One of my favourite examples is the 'anchoring' bias. This is essentially our tendency to use the first piece of information – such as the advertised price of a used car – as our ‘anchor’ for subsequent judgements. For instance, if the car is advertised at £4,500 then a special offer of £3,800 will seem like a good deal, despite the car only being worth £3,000. It can be really difficult to ignore that first piece of information and requires us to know, or research, what the fair value of our purchase should be before making that decision.

Recessions and misleading thoughts

Now think of the word 'recession' and what springs to mind. For me, it conjures huge investment losses and the collapse of banks like Northern Rock and Lehman Brothers. But I've just fallen victim to 'recency bias'. The most recent recession was the 2008 financial crisis so it's immediately what my mind jumps to.But here's why that's my brain being misleading.


According to our economists, the next one seems likely to be more in line with the average than the global financial crisis. Why? As it stands, the US economy (the one which has grown for the longest since 2009 and therefore the key economy investors watch most closely) is in a fairly strong position.
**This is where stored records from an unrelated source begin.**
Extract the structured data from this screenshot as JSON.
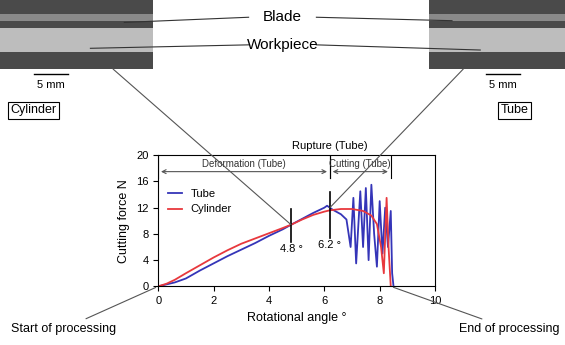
{
  "chart_data": {
    "type": "line",
    "x_label": "Rotational angle °",
    "y_label": "Cutting force N",
    "xlim": [
      0,
      10
    ],
    "xticks": [
      0,
      2,
      4,
      6,
      8,
      10
    ],
    "ylim": [
      0,
      20
    ],
    "yticks": [
      0,
      4,
      8,
      12,
      16,
      20
    ],
    "legend": "upper left",
    "series": [
      {
        "name": "Tube",
        "color": "#3535b8",
        "x": [
          0,
          0.3,
          0.6,
          1,
          1.5,
          2,
          2.5,
          3,
          3.5,
          4,
          4.5,
          4.8,
          5.2,
          5.6,
          6.0,
          6.1,
          6.3,
          6.6,
          6.8,
          6.95,
          7.05,
          7.15,
          7.3,
          7.4,
          7.5,
          7.6,
          7.7,
          7.8,
          7.9,
          8.0,
          8.1,
          8.2,
          8.3,
          8.4,
          8.45,
          8.5
        ],
        "values": [
          0,
          0.3,
          0.6,
          1.2,
          2.4,
          3.5,
          4.6,
          5.6,
          6.6,
          7.7,
          8.7,
          9.4,
          10.3,
          11.2,
          12.0,
          12.3,
          11.7,
          11.0,
          10.2,
          6.0,
          13.5,
          3.5,
          14.5,
          6.0,
          15.0,
          4.0,
          15.5,
          8.0,
          3.0,
          13.0,
          5.0,
          12.0,
          6.0,
          11.5,
          2.0,
          0.0
        ]
      },
      {
        "name": "Cylinder",
        "color": "#e8383d",
        "x": [
          0,
          0.3,
          0.6,
          1,
          1.5,
          2,
          2.5,
          3,
          3.5,
          4,
          4.5,
          4.8,
          5.2,
          5.6,
          6.0,
          6.2,
          6.6,
          7.0,
          7.4,
          7.7,
          7.9,
          8.05,
          8.15,
          8.25,
          8.32,
          8.4
        ],
        "values": [
          0,
          0.4,
          1.0,
          2.0,
          3.2,
          4.4,
          5.5,
          6.5,
          7.3,
          8.1,
          8.9,
          9.4,
          10.2,
          10.9,
          11.4,
          11.6,
          11.8,
          11.8,
          11.5,
          10.8,
          9.5,
          6.0,
          2.0,
          13.5,
          6.0,
          0.0
        ]
      }
    ],
    "phases": [
      {
        "label": "Deformation (Tube)",
        "start": 0,
        "end": 6.2
      },
      {
        "label": "Cutting (Tube)",
        "start": 6.2,
        "end": 8.4
      }
    ],
    "rupture_label": "Rupture (Tube)",
    "angle_markers": [
      {
        "x": 4.8,
        "label": "4.8 °"
      },
      {
        "x": 6.2,
        "label": "6.2 °"
      }
    ],
    "events": [
      {
        "x": 0,
        "label": "Start of processing"
      },
      {
        "x": 8.4,
        "label": "End of processing"
      }
    ],
    "photo_parts": [
      "Blade",
      "Workpiece"
    ],
    "photos": [
      {
        "name": "Cylinder",
        "scale": "5 mm"
      },
      {
        "name": "Tube",
        "scale": "5 mm"
      }
    ]
  }
}
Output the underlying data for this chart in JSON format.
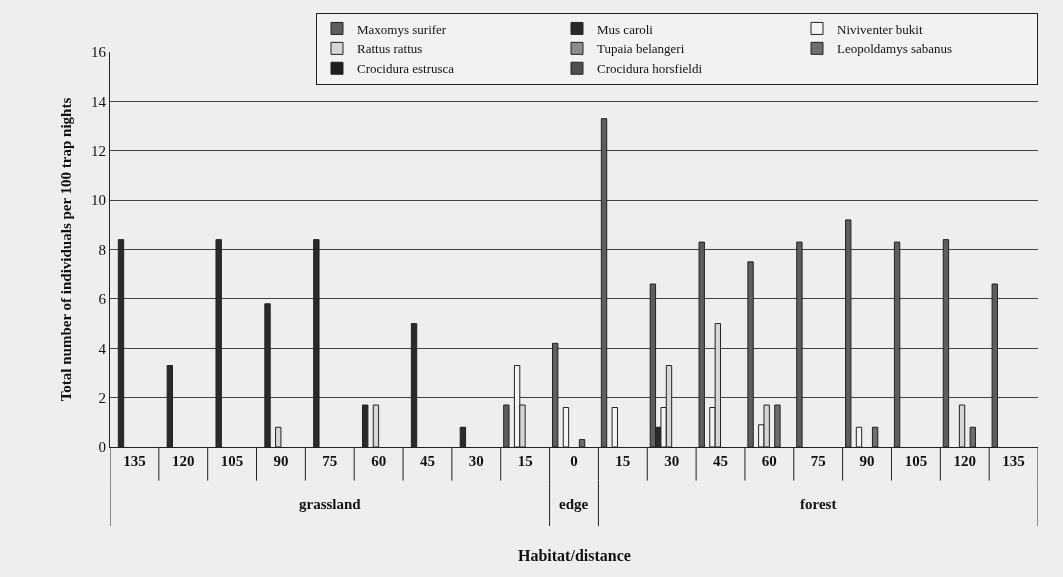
{
  "chart_data": {
    "type": "bar",
    "xlabel": "Habitat/distance",
    "ylabel": "Total number of individuals per 100 trap nights",
    "categories": [
      "135",
      "120",
      "105",
      "90",
      "75",
      "60",
      "45",
      "30",
      "15",
      "0",
      "15",
      "30",
      "45",
      "60",
      "75",
      "90",
      "105",
      "120",
      "135"
    ],
    "series": [
      {
        "name": "Maxomys surifer",
        "color": "#5e5e5e",
        "values": [
          null,
          null,
          null,
          null,
          null,
          null,
          null,
          null,
          1.7,
          4.2,
          13.3,
          6.6,
          8.3,
          7.5,
          8.3,
          9.2,
          8.3,
          8.4,
          6.6
        ]
      },
      {
        "name": "Mus caroli",
        "color": "#2a2a2a",
        "values": [
          8.4,
          3.3,
          8.4,
          5.8,
          8.4,
          1.7,
          5.0,
          0.8,
          null,
          null,
          null,
          0.8,
          null,
          null,
          null,
          null,
          null,
          null,
          null
        ]
      },
      {
        "name": "Niviventer bukit",
        "color": "#f4f4f4",
        "values": [
          null,
          null,
          null,
          null,
          null,
          null,
          null,
          null,
          3.3,
          1.6,
          1.6,
          1.6,
          1.6,
          0.9,
          null,
          0.8,
          null,
          null,
          null
        ]
      },
      {
        "name": "Rattus rattus",
        "color": "#d6d6d6",
        "values": [
          null,
          null,
          null,
          0.8,
          null,
          1.7,
          null,
          null,
          1.7,
          null,
          null,
          3.3,
          5.0,
          1.7,
          null,
          null,
          null,
          1.7,
          null
        ]
      },
      {
        "name": "Tupaia belangeri",
        "color": "#8c8c8c",
        "values": [
          null,
          null,
          null,
          null,
          null,
          null,
          null,
          null,
          null,
          null,
          null,
          null,
          null,
          null,
          null,
          null,
          null,
          null,
          null
        ]
      },
      {
        "name": "Leopoldamys sabanus",
        "color": "#6e6e6e",
        "values": [
          null,
          null,
          null,
          null,
          null,
          null,
          null,
          null,
          null,
          0.3,
          null,
          null,
          null,
          1.7,
          null,
          0.8,
          null,
          0.8,
          null
        ]
      },
      {
        "name": "Crocidura estrusca",
        "color": "#1e1e1e",
        "values": [
          null,
          null,
          null,
          null,
          null,
          null,
          null,
          null,
          null,
          null,
          null,
          null,
          null,
          null,
          null,
          null,
          null,
          null,
          null
        ]
      },
      {
        "name": "Crocidura horsfieldi",
        "color": "#505050",
        "values": [
          null,
          null,
          null,
          null,
          null,
          null,
          null,
          null,
          null,
          null,
          null,
          null,
          null,
          null,
          null,
          null,
          null,
          null,
          null
        ]
      }
    ],
    "annotations": [
      "grassland",
      "edge",
      "forest"
    ],
    "ylim": [
      0,
      16
    ],
    "yticks": [
      0,
      2,
      4,
      6,
      8,
      10,
      12,
      14,
      16
    ],
    "grid": "y",
    "legend": "top right"
  }
}
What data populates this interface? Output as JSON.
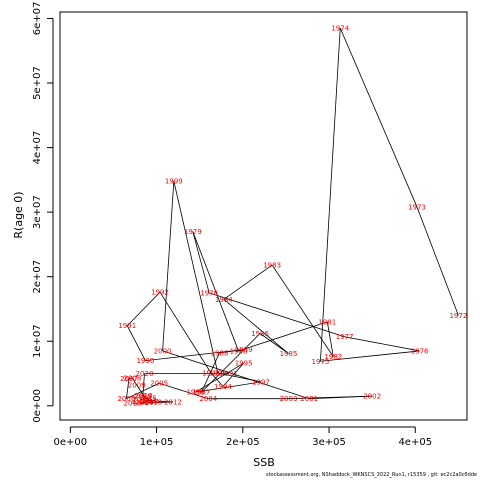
{
  "chart_data": {
    "type": "line",
    "title": "",
    "xlabel": "SSB",
    "ylabel": "R(age 0)",
    "xlim": [
      -12000,
      460000
    ],
    "ylim": [
      -2200000,
      61000000
    ],
    "x_ticks": [
      0,
      100000,
      200000,
      300000,
      400000
    ],
    "x_tick_labels": [
      "0e+00",
      "1e+05",
      "2e+05",
      "3e+05",
      "4e+05"
    ],
    "y_ticks": [
      0,
      10000000,
      20000000,
      30000000,
      40000000,
      50000000,
      60000000
    ],
    "y_tick_labels": [
      "0e+00",
      "1e+07",
      "2e+07",
      "3e+07",
      "4e+07",
      "5e+07",
      "6e+07"
    ],
    "grid": false,
    "line_color": "#000000",
    "label_color": "#ff0000",
    "points": [
      {
        "year": "1972",
        "x": 450000,
        "y": 14000000
      },
      {
        "year": "1973",
        "x": 402000,
        "y": 30800000
      },
      {
        "year": "1974",
        "x": 313000,
        "y": 58500000
      },
      {
        "year": "1975",
        "x": 290000,
        "y": 6900000
      },
      {
        "year": "1976",
        "x": 405000,
        "y": 8500000
      },
      {
        "year": "1977",
        "x": 318000,
        "y": 10700000
      },
      {
        "year": "1978",
        "x": 161000,
        "y": 17500000
      },
      {
        "year": "1979",
        "x": 142000,
        "y": 27000000
      },
      {
        "year": "1980",
        "x": 195000,
        "y": 8500000
      },
      {
        "year": "1981",
        "x": 298000,
        "y": 13000000
      },
      {
        "year": "1982",
        "x": 305000,
        "y": 7600000
      },
      {
        "year": "1983",
        "x": 234000,
        "y": 21800000
      },
      {
        "year": "1984",
        "x": 178000,
        "y": 16500000
      },
      {
        "year": "1985",
        "x": 253000,
        "y": 8100000
      },
      {
        "year": "1986",
        "x": 220000,
        "y": 11200000
      },
      {
        "year": "1987",
        "x": 152000,
        "y": 2100000
      },
      {
        "year": "1988",
        "x": 173000,
        "y": 8200000
      },
      {
        "year": "1989",
        "x": 201000,
        "y": 8700000
      },
      {
        "year": "1990",
        "x": 87000,
        "y": 7000000
      },
      {
        "year": "1991",
        "x": 66000,
        "y": 12400000
      },
      {
        "year": "1992",
        "x": 104000,
        "y": 17600000
      },
      {
        "year": "1993",
        "x": 163000,
        "y": 5100000
      },
      {
        "year": "1994",
        "x": 177000,
        "y": 3000000
      },
      {
        "year": "1995",
        "x": 201000,
        "y": 6600000
      },
      {
        "year": "1996",
        "x": 145000,
        "y": 2100000
      },
      {
        "year": "1997",
        "x": 221000,
        "y": 3700000
      },
      {
        "year": "1998",
        "x": 171000,
        "y": 5100000
      },
      {
        "year": "1999",
        "x": 120000,
        "y": 34800000
      },
      {
        "year": "2000",
        "x": 107000,
        "y": 8500000
      },
      {
        "year": "2001",
        "x": 277000,
        "y": 1100000
      },
      {
        "year": "2002",
        "x": 350000,
        "y": 1500000
      },
      {
        "year": "2003",
        "x": 253000,
        "y": 1100000
      },
      {
        "year": "2004",
        "x": 160000,
        "y": 1100000
      },
      {
        "year": "2005",
        "x": 103000,
        "y": 3500000
      },
      {
        "year": "2006",
        "x": 65000,
        "y": 1100000
      },
      {
        "year": "2007",
        "x": 68000,
        "y": 4200000
      },
      {
        "year": "2008",
        "x": 72000,
        "y": 4300000
      },
      {
        "year": "2009",
        "x": 77000,
        "y": 3200000
      },
      {
        "year": "2010",
        "x": 85000,
        "y": 1600000
      },
      {
        "year": "2011",
        "x": 90000,
        "y": 800000
      },
      {
        "year": "2012",
        "x": 119000,
        "y": 600000
      },
      {
        "year": "2013",
        "x": 72000,
        "y": 400000
      },
      {
        "year": "2014",
        "x": 86000,
        "y": 500000
      },
      {
        "year": "2015",
        "x": 90000,
        "y": 1200000
      },
      {
        "year": "2016",
        "x": 82000,
        "y": 1000000
      },
      {
        "year": "2017",
        "x": 92000,
        "y": 700000
      },
      {
        "year": "2018",
        "x": 96000,
        "y": 600000
      },
      {
        "year": "2019",
        "x": 84000,
        "y": 1500000
      },
      {
        "year": "2020",
        "x": 86000,
        "y": 5000000
      },
      {
        "year": "2021",
        "x": 184000,
        "y": 5000000
      }
    ]
  },
  "footer_text": "stockassessment.org, NShaddock_WKNSCS_2022_Run1, r15359 , git: ec2c2a0c6dde"
}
The banking sector is much more robust than in 2008 – I'd recommend the film The Big Short as a great dramatisation of the position the banks were in – and the Federal Reserve is not afraid to intervene to help keep the economy growing. Plus, as we've discussed before, President Trump has a great opportunity to give markets a boost whenever it seems most helpful for his political situation.

So while the word 'recession' definitely sounds scary now, it shouldn't have to. When memories of 2008 loom so large in our minds, it seems like all recessions from now on are going to be as big and as damaging as that one was. But despite today's political uncertainty, the underlying economy is still in fairly good shape. Maybe a little bit of slower thinking is exactly what all of us investors need.